Fenner sex sting could cause legal trouble for Lansing

LANSING, MI – A Lansing City Council Committee Wednesday raised legal and ethical concerns about a gay sex sting operation conducted by Lansing Police in May. The sting at Fenner Nature Center netted two arrests. But a breakdown in communication between the offices of the City Attorney and the County Prosecutor could mean legal trouble for the city.

AUDIO: The City Council's committee on public safety heard from Lansing's chief of Police Mark Alley, city attorney Brigham Smith and several gay support groups about the arrests.

Penny Gardner is president of the Lansing Association for Human Rights. She told city officials that a police email directing officers to conduct the sting sounded homophobic and implied the operation was entrapment.

Chief Alley denies the operation was entrapment and says his officers operated in good faith.

But it was the handling of a Freedom of Information Act request that could cause legal problems for the city. The request was initially denied. Information surrounding the sting, including two arrest reports was only made public Tuesday night. Attorney Brigham Smith says he was withholding the information pending charges of the two men who were arrested. He changed his mind only after discovering the men had already pleaded guilty to charges brought by the county prosecutor.

Councilmember Eric Hewitt sits on the Public Safety Committee and says he's concerned about the lack of coordination between the city attorney's office and the county prosecutor. He says it would have been considered double jeopardy had the city attorney brought charges against the men.

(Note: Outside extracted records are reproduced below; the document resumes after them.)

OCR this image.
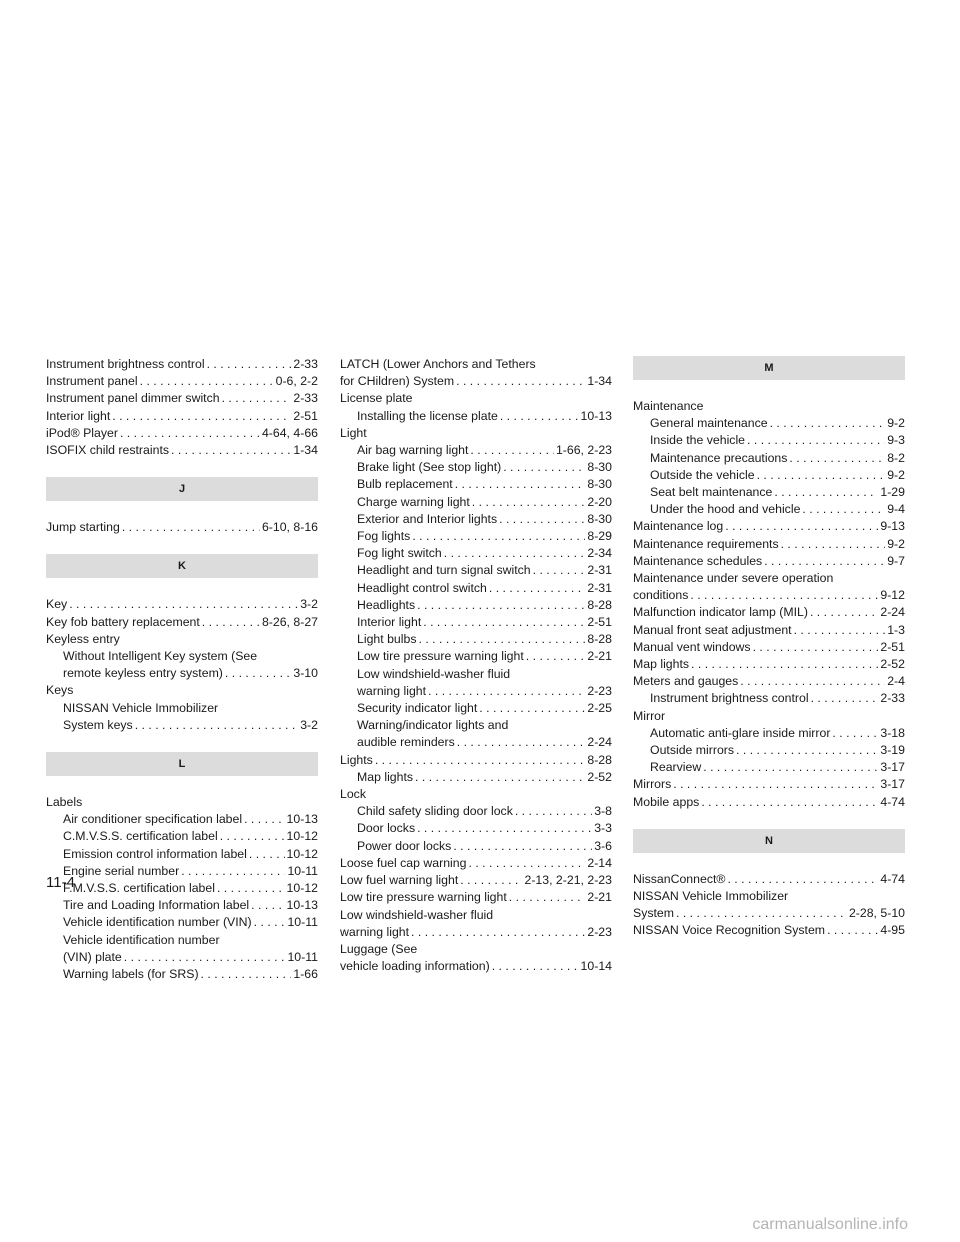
Instrument brightness control . . .	2-33
Instrument panel . . .	0-6, 2-2
Instrument panel dimmer switch . . .	2-33
Interior light . . .	2-51
iPod® Player . . .	4-64, 4-66
ISOFIX child restraints . . .	1-34
J
Jump starting . . .	6-10, 8-16
K
Key . . .	3-2
Key fob battery replacement . . .	8-26, 8-27
Keyless entry
Without Intelligent Key system (See
remote keyless entry system) . . .	3-10
Keys
NISSAN Vehicle Immobilizer
System keys . . .	3-2
L
Labels
Air conditioner specification label . . .	10-13
C.M.V.S.S. certification label . . .	10-12
Emission control information label . . .	10-12
Engine serial number . . .	10-11
F.M.V.S.S. certification label . . .	10-12
Tire and Loading Information label . . .	10-13
Vehicle identification number (VIN) . . .	10-11
Vehicle identification number
(VIN) plate . . .	10-11
Warning labels (for SRS) . . .	1-66
LATCH (Lower Anchors and Tethers
for CHildren) System . . .	1-34
License plate
Installing the license plate . . .	10-13
Light
Air bag warning light . . .	1-66, 2-23
Brake light (See stop light) . . .	8-30
Bulb replacement . . .	8-30
Charge warning light . . .	2-20
Exterior and Interior lights . . .	8-30
Fog lights . . .	8-29
Fog light switch . . .	2-34
Headlight and turn signal switch . . .	2-31
Headlight control switch . . .	2-31
Headlights . . .	8-28
Interior light . . .	2-51
Light bulbs . . .	8-28
Low tire pressure warning light . . .	2-21
Low windshield-washer fluid
warning light . . .	2-23
Security indicator light . . .	2-25
Warning/indicator lights and
audible reminders . . .	2-24
Lights . . .	8-28
Map lights . . .	2-52
Lock
Child safety sliding door lock . . .	3-8
Door locks . . .	3-3
Power door locks . . .	3-6
Loose fuel cap warning . . .	2-14
Low fuel warning light . . .	2-13, 2-21, 2-23
Low tire pressure warning light . . .	2-21
Low windshield-washer fluid
warning light . . .	2-23
Luggage (See
vehicle loading information) . . .	10-14
M
Maintenance
General maintenance . . .	9-2
Inside the vehicle . . .	9-3
Maintenance precautions . . .	8-2
Outside the vehicle . . .	9-2
Seat belt maintenance . . .	1-29
Under the hood and vehicle . . .	9-4
Maintenance log . . .	9-13
Maintenance requirements . . .	9-2
Maintenance schedules . . .	9-7
Maintenance under severe operation
conditions . . .	9-12
Malfunction indicator lamp (MIL) . . .	2-24
Manual front seat adjustment . . .	1-3
Manual vent windows . . .	2-51
Map lights . . .	2-52
Meters and gauges . . .	2-4
Instrument brightness control . . .	2-33
Mirror
Automatic anti-glare inside mirror . . .	3-18
Outside mirrors . . .	3-19
Rearview . . .	3-17
Mirrors . . .	3-17
Mobile apps . . .	4-74
N
NissanConnect® . . .	4-74
NISSAN Vehicle Immobilizer
System . . .	2-28, 5-10
NISSAN Voice Recognition System . . .	4-95
11-4
carmanualsonline.info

The information released by the city also revealed that one of the men arrested is HIV positive. Releasing medical information to the public is illegal under the Health Information Privacy Act. Attorney Smith says police records aren't covered under HIPA. The State of Michigan's Public Health Code, Act 386, also prohibits the release of medical information, including HIV status. Lansing City Attorney Brigham Smith commented Wednesday that he believes the police report was "ambiguous" as to the HIV status of the man arrested.